Finansal Piyasaların Temel Öğeleri ve İşlevleri
Toplumda fon arz ve talep edenlerin var olduğu temeline dayanan finansal piyasaların oluşabilmesi için tasarruf sahiplerinin fonlarını finansal piyasalara arz etmeleri, fon talep edenlerin de fon ihtiyaçlarını finansal piyasalardan sağlamak istemeleri gerekir. Finansal piyasaların gelişmediği ya da iyi işlemediği durumlarda, ekonomik birimler ya tasarruflarını azaltıp tüketimlerini arttırır ya da tasarruflarını verimsiz alanlara yatırır. Eğer bir toplumda finansal piyasalar iyi bir şekilde çalışmıyorsa fertlerin bir kısmı çok düşük verimli yatırımlar yaparken kurumsal yatırımcılar yüksek verimli yatırımcıları için uygun şartlarla kaynak temin edemezler. Yani bir ekonomide kaynakların verimli ve etkin bir şekilde dağılımının yapılabilmesi için finansal piyasaların iyi çalışması şarttır. İyi çalışan finansal piyasalar, fertlerin gelirini tasarruf ve tüketime daha iyi paylaştırmalarını ve tasarrufların daha verimli alanlara yatırılmasını sağlayarak milli gelirin ve refahın artmasına katkıda bulunur.

Finansal piyasalar fon arz ve talep edenleri, finansal enstrümanları ve finansal aracıları içeren, fon arz ve talep edenlerin finansal kurumlar ve finansal enstrümanların kullanımı yoluyla bir araya geldikleri ortam olarak da tanımlanmaktadır. Finansal piyasaların fon arz edenler, fon talep edenler, finansal araçlar, finansal kuruluşlar ve hukuki ve idari düzenlemeler olmak üzere 5 temel öğesi bulunmaktadır.

Finansal Piyasaları Vadelerine Göre Sınıflandırma
Finansal piyasalarla ilgili olarak yapılan en yaygın ayrım, finansal işlemlere konu olan fon ve finansal araçların vadelerine göre gerçekleştirilen ayrım olarak bilinir.
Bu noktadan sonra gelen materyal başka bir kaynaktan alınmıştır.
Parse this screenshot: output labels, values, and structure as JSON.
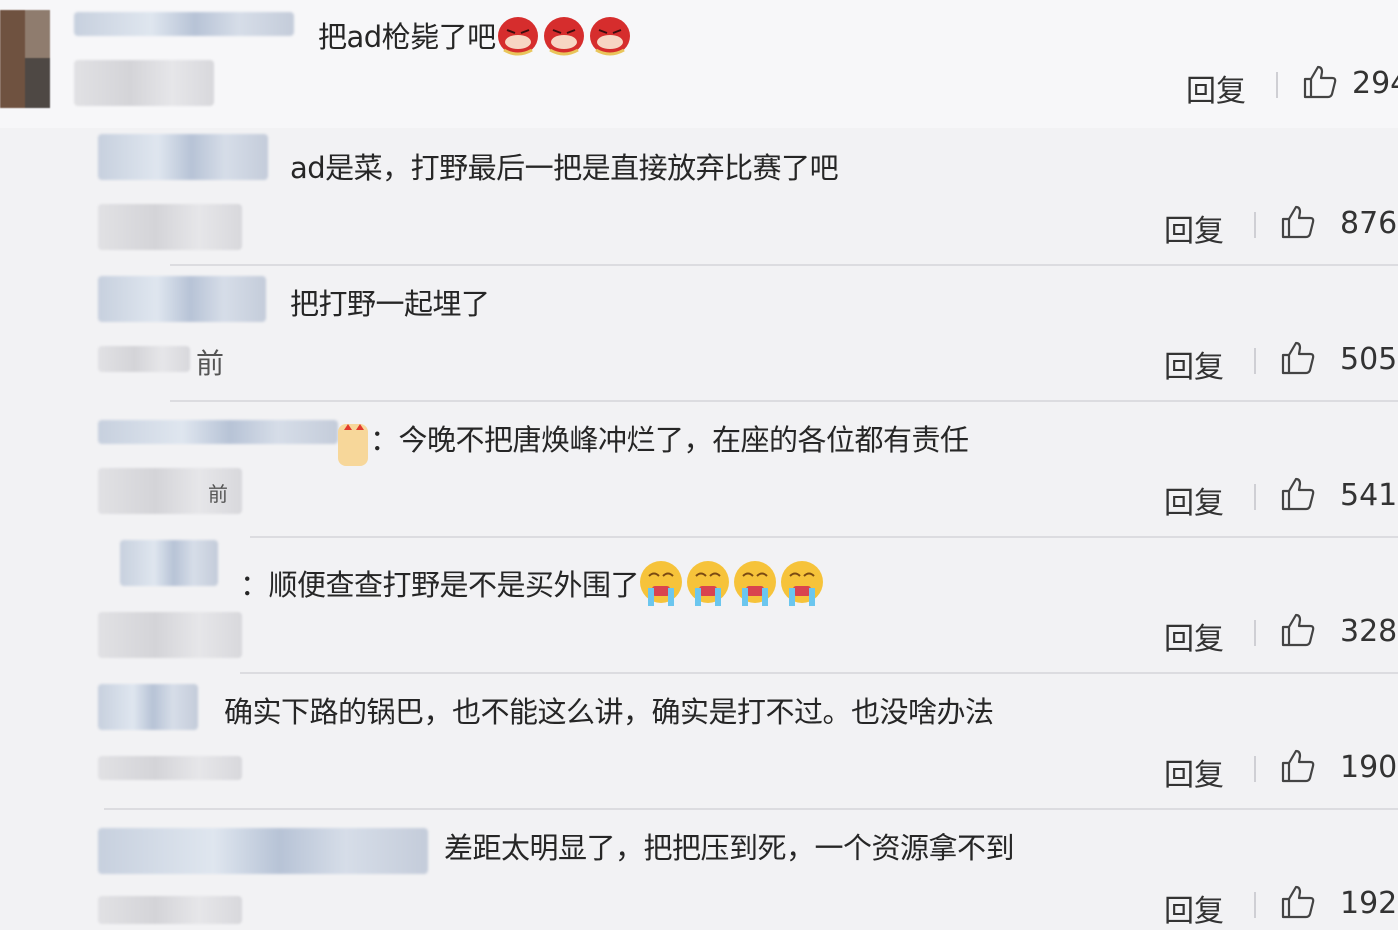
{
  "top_comment": {
    "text": "把ad枪毙了吧",
    "emoji_count": 3,
    "reply_label": "回复",
    "likes": "294"
  },
  "replies": [
    {
      "text": "ad是菜，打野最后一把是直接放弃比赛了吧",
      "reply_label": "回复",
      "likes": "876"
    },
    {
      "text": "把打野一起埋了",
      "meta": "前",
      "reply_label": "回复",
      "likes": "505"
    },
    {
      "prefix": "：",
      "text": "今晚不把唐焕峰冲烂了，在座的各位都有责任",
      "meta": "前",
      "reply_label": "回复",
      "likes": "541"
    },
    {
      "prefix": "：",
      "text": "顺便查查打野是不是买外围了",
      "emoji_count": 4,
      "reply_label": "回复",
      "likes": "328"
    },
    {
      "text": "确实下路的锅巴，也不能这么讲，确实是打不过。也没啥办法",
      "reply_label": "回复",
      "likes": "190"
    },
    {
      "text": "差距太明显了，把把压到死，一个资源拿不到",
      "reply_label": "回复",
      "likes": "192"
    }
  ],
  "icons": {
    "like": "thumbs-up-icon",
    "emoji_red": "red-angry-face-icon",
    "emoji_cry": "crying-face-icon"
  },
  "colors": {
    "background": "#f2f2f4",
    "text": "#262626",
    "divider": "#dcdce0"
  }
}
Yapılan bu ayrıma göre piyasalar; para ve sermaye piyasaları olmak üzere iki türe ayrılır.

Para Piyasaları
Finansal piyasasının alt piyasası olarak düşünülmesi gereken para piyasaları; kısa vadeli fon arz ve talebinin karşılaştığı, kısa vadeli fonların sunulduğu ve kısa vadeli fon ihtiyaçlarının karşılandığı piyasalardır. Para piyasalarının en çok öne çıkan özelliği, genelde bir seneyi aşmayan kısa vadeli fonlardan oluşmasıdır. Para piyasalarında çoğunlukla bir yıldan daha az vadeye sahip fonlar ve finansal araçlar el değiştirir. Bu piyasalarda işlem gören finansal araçların vadeleri kısa olduğu için riskleri de düşüktür. Kısa vadeli likidite fazlası olanlarla, likidite açığı olanları karşı karşıya getiren para piyasaları üzerinden sağlanan fonlar, işletmelerin dönen varlıklarını finanse etmek maksadıyla değerlendirilir. Para piyasalarına konu olan araçlar arasında; hazine bonosu, banka bonoları, repo/ters repo, finansman bonosu, banka garantili bonolar yer alır.


Sermaye Piyasaları
Sermaye piyasaları için uzun vadeli fon arz ve talebinin karşılaştığı, uzun vadeli fon ihtiyaçlarının karşılandığı piyasalar tanımını yapmak doğru olacaktır. Küçük miktarda ekonomiye katkı sağlamayan fakat birleştirilirse imkanları geniş şekilde kapsayan birikimlerin, ekonomiye katkı sağlamasına imkân tanıyan sermaye piyasaları böylece ekonomiyi canlandırarak üretimi hareketlendirebilmektedir.

Sermaye piyasalarında 1 yıldan daha uzun bir vadeye sahip olan finansal varlıklar işlem görür. Sermaye piyasalarından sağlanan krediler daha çok işletmelerin bina, makine, araç – gereç gibi belli başlı duran varlıklarını finanse etmek maksadıyla kullanılır. Ayrıca devlet, büyük ölçekli fon ihtiyacını, uzun vadeli borçlanma aracı çıkarmak yoluyla karşılamak istediğinde sermaye piyasasından fon talebinde bulunur. Sermaye piyasalarında işlem gören finansal varlıklar, uzun vadeli borçlanma araçları ile öz sermaye araçları olmaları sebebiyle nispeten daha yüksek risk taşır. Dolayısıyla bu piyasalardan sağlanacak getirilerin de yüksek olması beklenir.

Tıpkı para piyasalarında olduğu gibi sermaye piyasalarında da kaynaklar tasarruf sahiplerinin birikimleridir. Sermaye piyasasında, fon sahipleri belgeleri ilk ihraçtan alabilecekleri gibi ikinci el olarak da satın alabilirler. Bu da “Birincil Piyasa” ve “İkincil Piyasa” adı verilen 2 temel grubu ortaya çıkarır:

  1. Birincil Piyasa: Birincil piyasada ilk defa piyasada dolaşıma çıkan menkul kıymetler işlem görür.
  2. İkincil Piyasa: İkincil piyasada daha önce de alımı – satımı yapılmış değerler işleme alınır.


Sermaye Piyasası ile Para Piyasası Arasındaki Farklar
  • Para piyasası kısa vadeli, sermaye piyasası uzun vadelidir.
  • Para piyasasının kaynağı bireysel tasarruflar iken sermaye piyasasının kaynağı hem bireysel hem de kurumsal tasarruflardır.
  • Para piyasaları dönen varlıklar için bir fon iken; sermaye piyasaları duran varlıklar için bir fondur.
  • Para piyasalarında kullanılan araçlar çek, senet gibi kısa vadeli araçlar iken; sermaye piyasalarında kullanılan araçlar hisse senedi ve tahvildir.

Para piyasalarının faiz oranı düşükken sermaye piyasalarının faiz oranı yüksektir.